Less a film about an event and more a film designed to reproduce an experience of an event, Christopher Nolan's Dunkirk (2017) is an interesting work concerning the monotony of warfare and the value of perspective. Aside from the Mark Rylance section of the story on the sea, dialogue is sparse, and emphasis on the collective protagonist is palpable as we are placed in the position of participant rather than merely spectator. How this is achieved is interesting on a variety of levels, and not necessarily bound to the 70mm photography used to realize this story. Perhaps better associated with the approach to narrative that Nolan utilizes to intentionally distance the audience from characters and arcs, our senses of duration and process is engaged as a result of a lack of an anchor in this story, beyond the geography of the space. Still, while the process of Nolan's approach to conveying this iconic moment in World War II is compelling, Nolan falls into his old bombastic habits and can't fully embrace the naturalism of war that he's trying to articulate on film.

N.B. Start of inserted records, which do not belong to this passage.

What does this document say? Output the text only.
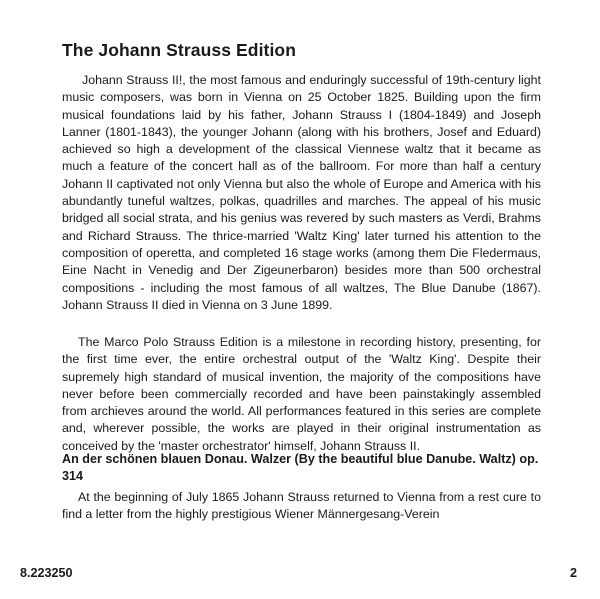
The Johann Strauss Edition

Johann Strauss II!, the most famous and enduringly successful of 19th-century light music composers, was born in Vienna on 25 October 1825. Building upon the firm musical foundations laid by his father, Johann Strauss I (1804-1849) and Joseph Lanner (1801-1843), the younger Johann (along with his brothers, Josef and Eduard) achieved so high a development of the classical Viennese waltz that it became as much a feature of the concert hall as of the ballroom. For more than half a century Johann II captivated not only Vienna but also the whole of Europe and America with his abundantly tuneful waltzes, polkas, quadrilles and marches. The appeal of his music bridged all social strata, and his genius was revered by such masters as Verdi, Brahms and Richard Strauss. The thrice-married 'Waltz King' later turned his attention to the composition of operetta, and completed 16 stage works (among them Die Fledermaus, Eine Nacht in Venedig and Der Zigeunerbaron) besides more than 500 orchestral compositions - including the most famous of all waltzes, The Blue Danube (1867). Johann Strauss II died in Vienna on 3 June 1899.

The Marco Polo Strauss Edition is a milestone in recording history, presenting, for the first time ever, the entire orchestral output of the 'Waltz King'. Despite their supremely high standard of musical invention, the majority of the compositions have never before been commercially recorded and have been painstakingly assembled from archieves around the world. All performances featured in this series are complete and, wherever possible, the works are played in their original instrumentation as conceived by the 'master orchestrator' himself, Johann Strauss II.

An der schönen blauen Donau. Walzer (By the beautiful blue Danube. Waltz) op. 314

At the beginning of July 1865 Johann Strauss returned to Vienna from a rest cure to find a letter from the highly prestigious Wiener Männergesang-Verein

8.223250	2
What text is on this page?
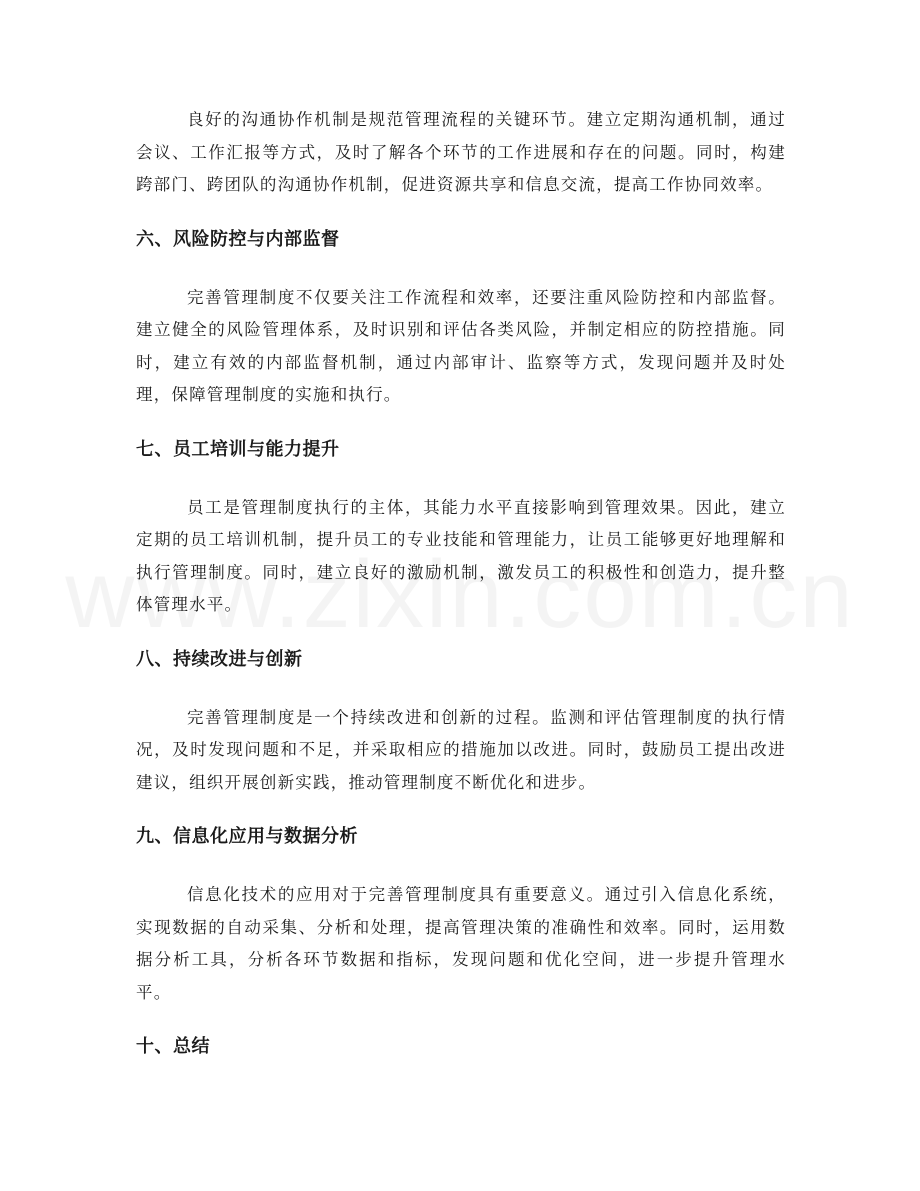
良好的沟通协作机制是规范管理流程的关键环节。建立定期沟通机制，通过会议、工作汇报等方式，及时了解各个环节的工作进展和存在的问题。同时，构建跨部门、跨团队的沟通协作机制，促进资源共享和信息交流，提高工作协同效率。

六、风险防控与内部监督

完善管理制度不仅要关注工作流程和效率，还要注重风险防控和内部监督。建立健全的风险管理体系，及时识别和评估各类风险，并制定相应的防控措施。同时，建立有效的内部监督机制，通过内部审计、监察等方式，发现问题并及时处理，保障管理制度的实施和执行。

七、员工培训与能力提升

员工是管理制度执行的主体，其能力水平直接影响到管理效果。因此，建立定期的员工培训机制，提升员工的专业技能和管理能力，让员工能够更好地理解和执行管理制度。同时，建立良好的激励机制，激发员工的积极性和创造力，提升整体管理水平。

八、持续改进与创新

完善管理制度是一个持续改进和创新的过程。监测和评估管理制度的执行情况，及时发现问题和不足，并采取相应的措施加以改进。同时，鼓励员工提出改进建议，组织开展创新实践，推动管理制度不断优化和进步。

九、信息化应用与数据分析

信息化技术的应用对于完善管理制度具有重要意义。通过引入信息化系统，实现数据的自动采集、分析和处理，提高管理决策的准确性和效率。同时，运用数据分析工具，分析各环节数据和指标，发现问题和优化空间，进一步提升管理水平。

十、总结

Opening with a series of intertitles introducing the three primary terrains of the narrative in Nolan's Dunkirk, numbers are given early precedent over people. "I: The Mole," "II: The Sea," and "III: The Air" are used to firmly introduce that there are three settings for the evacuation of the 400,000 English soldiers on the beach of Dunkirk in France, and this distinction would feel unnecessary were it not for numbers. From one point of view, Dunkirk could be seen as a film that is removed from its subject and the people involved, but the opposite of that feels more true. That is not to say that this film is particularly involving on an emotional level, but rather that it's a film about experience over dramatics.

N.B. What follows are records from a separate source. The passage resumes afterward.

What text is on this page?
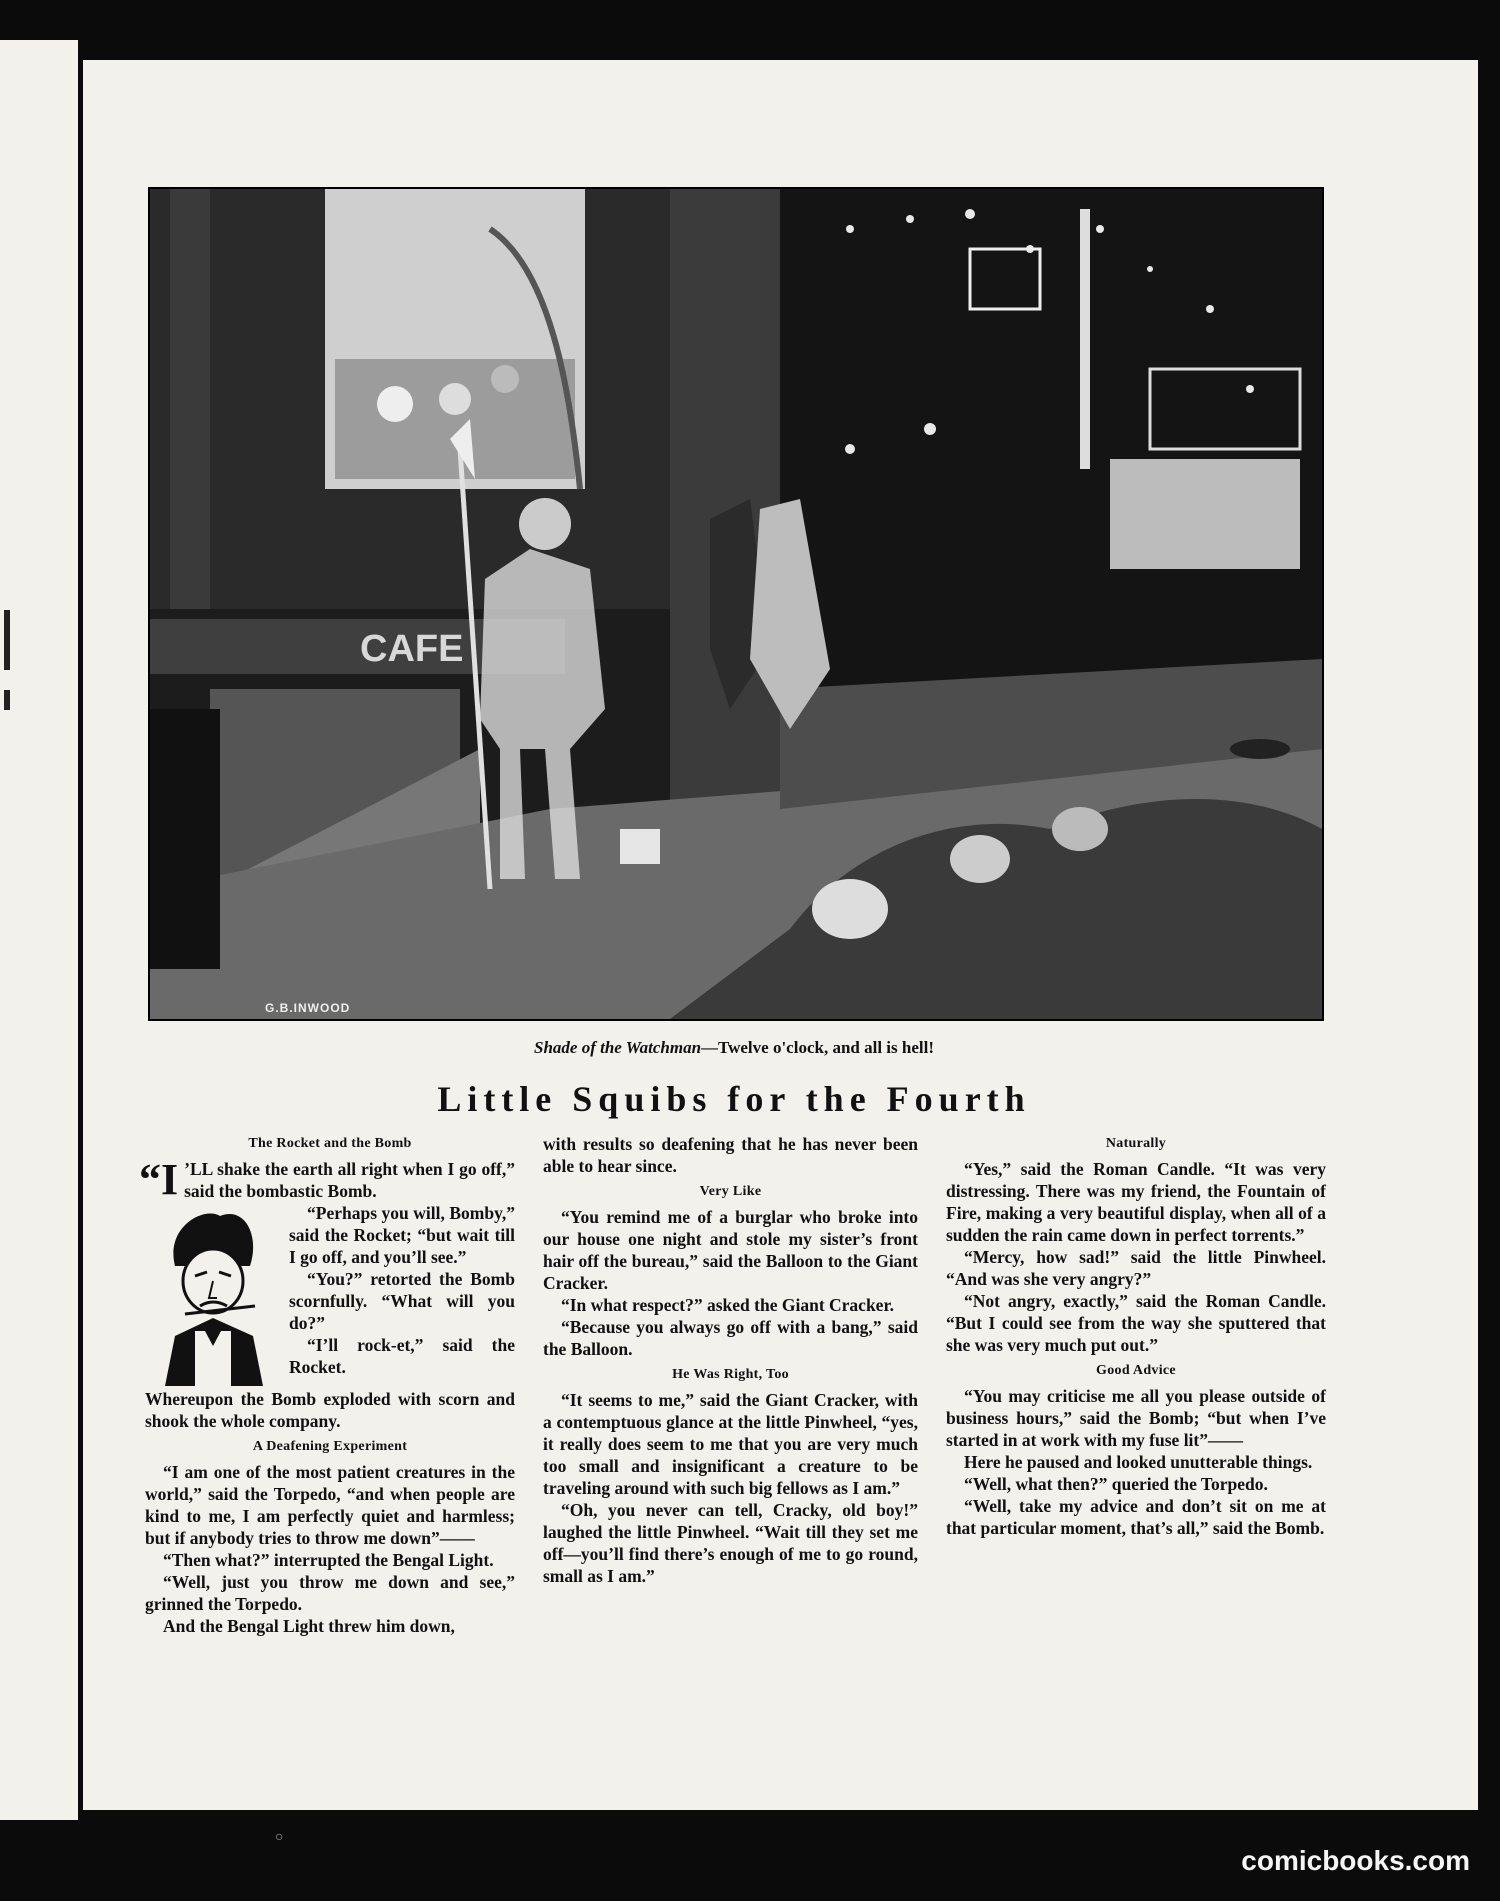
CAFE
G.B.INWOOD
Shade of the Watchman—Twelve o'clock, and all is hell!
Little Squibs for the Fourth
The Rocket and the Bomb

“I ’LL shake the earth all right when I go off,” said the bombastic Bomb.

“Perhaps you will, Bomby,” said the Rocket; “but wait till I go off, and you’ll see.”

“You?” retorted the Bomb scornfully. “What will you do?”

“I’ll rock-et,” said the Rocket.

Whereupon the Bomb exploded with scorn and shook the whole company.

A Deafening Experiment

“I am one of the most patient creatures in the world,” said the Torpedo, “and when people are kind to me, I am perfectly quiet and harmless; but if anybody tries to throw me down”——

“Then what?” interrupted the Bengal Light.

“Well, just you throw me down and see,” grinned the Torpedo.

And the Bengal Light threw him down,

with results so deafening that he has never been able to hear since.

Very Like

“You remind me of a burglar who broke into our house one night and stole my sister’s front hair off the bureau,” said the Balloon to the Giant Cracker.

“In what respect?” asked the Giant Cracker.

“Because you always go off with a bang,” said the Balloon.

He Was Right, Too

“It seems to me,” said the Giant Cracker, with a contemptuous glance at the little Pinwheel, “yes, it really does seem to me that you are very much too small and insignificant a creature to be traveling around with such big fellows as I am.”

“Oh, you never can tell, Cracky, old boy!” laughed the little Pinwheel. “Wait till they set me off—you’ll find there’s enough of me to go round, small as I am.”

Naturally

“Yes,” said the Roman Candle. “It was very distressing. There was my friend, the Fountain of Fire, making a very beautiful display, when all of a sudden the rain came down in perfect torrents.”

“Mercy, how sad!” said the little Pinwheel. “And was she very angry?”

“Not angry, exactly,” said the Roman Candle. “But I could see from the way she sputtered that she was very much put out.”

Good Advice

“You may criticise me all you please outside of business hours,” said the Bomb; “but when I’ve started in at work with my fuse lit”——

Here he paused and looked unutterable things.

“Well, what then?” queried the Torpedo.

“Well, take my advice and don’t sit on me at that particular moment, that’s all,” said the Bomb.

○
comicbooks.com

Numbers, as opposed to names, distance us from individuals, and even in spite of Dunkirk having a set of familiar faces that we can latch onto throughout the course of the film, it is largely a film that embraces the anonymity that only a number can lend to an individual. This is perhaps best illustrated in the aerial combat sequences that make up the second of the three narrative divisions Nolan has constructed. Tom Hardy plays a spitfire pilot whose face is covered by his oxygen mask for almost the entirety of the film. He is not Tom Hardy, the star; or Tom Hardy, the friendly face we can identify with as viewers; but instead a man serving in the RAF with a job to do – he's a character with a distinct function rather than pronounced characteristics. Everyone in the film is comparably anonymous, with their matching uniforms and haircuts, and this is complimented by the general lack of star-power on screen. With exception to Harry Styles, who still manages to blend in while delivering excellent performances in all of his scenes, the rest of the soldiers stranded on the beach benefit from their own relative obscurity.
All of that is interesting, but working against this cast of "numbers" is an important narrative issue: very few characters die. Dunkirk is a story of a survival, in truth and in this film, and many people did lose their lives, but a vast majority of the characters in each branch of the narrative live to see the closing credits. The stakes aren't high enough when everyone miraculously survives a series of disasters at sea and close encounters with death in the air and on the beach.
Furthering the combined issue of the number-like quality of the cast and the lack of death on screen for major characters, the violence is generally at a distance. Ignoring the opening five minutes, violence is enacted by a faceless enemy with only a national identity: Germany. Nazi u-boats launch torpedoes and airplanes fire bullets, so the enemy remains as "anonymous" as the Allied forces, but in a different way. Like specters, the enemy swoops in at inconvenient moments and disrupts our protagonists' progress. In Stanley Kubrick's World War I film Paths of Glory (1957), the German enemy is never shown on camera, but it works because there's so much at stake. Seeing the German airplanes in Dunkirk distances us from them, and this is largely a result of the planes being only seen from the perspective of soldiers on the ground, sailors on boats, or Spitfire pilots. When the German's get shot down, it feels expected because of their size against the land and the manner in which that is accentuated by point-of-view shots from a distance. To Nolan's credit, the crashing of planes and the physics of dog fighting feels authentic, but is it cinematically striking? Not really. The repetition of smoke trails from a distance and the difficulty the pilots have in keeping track of who has been shot down is important to show on camera, but not as satisfying as watching glorious explosions and a false sense of competence that is flaunted in many films with pilots.
Perhaps the most damning aspect of Dunkirk, ignoring the ridiculousness of much of the final twenty minutes, is Nolan's reliance on Hans Zimmer's score. It's classic Nolan anthems, so they detract from the naturalism that much of Dunkirk seems to be striving for. Even then, the final twenty minutes betray the entirety of the film that preceded it in such a way that justifies Zimmer's distracting music. The tension of being drowned alive in a sinking ship evaporates as Zimmer's score surfaces. Nolan's ability to practice restraint is predominantly on display for the bulk of Dunkirk, but his unnecessary use of music is the first sign that he can't betray his nature as a filmmaker and storyteller with a shortage of subtlety.
Christopher Nolan's Interstellar (2014), which is his greatest film, marked the beginning of a new Nolan – a filmmaker who can actually tell a story in an interesting way with heart. Dunkirk largely proves that he is shifting from the flaws of his earlier work, and yet it still falls apart in the end. Admirable for its lack of a firm center and overt narrative, Dunkirk manages to involve the audience in warfare through distance, but even that effort betrays itself as the film progresses. While it is not an excellent film, it's certainly worth seeing for its ability to make numbers of people as important as singular entities – the experience of the operation to rescue 400,000 soldiers is appropriately matched to a formal approach to narrative and aesthetic (for the most part). While Dunkirk has its own built in grandeur, its ability to feel vital is sabotaged by its own inconsistencies in vision... Be naturalistic and stick to it, but a shift to sentimentality and hope? Forget it.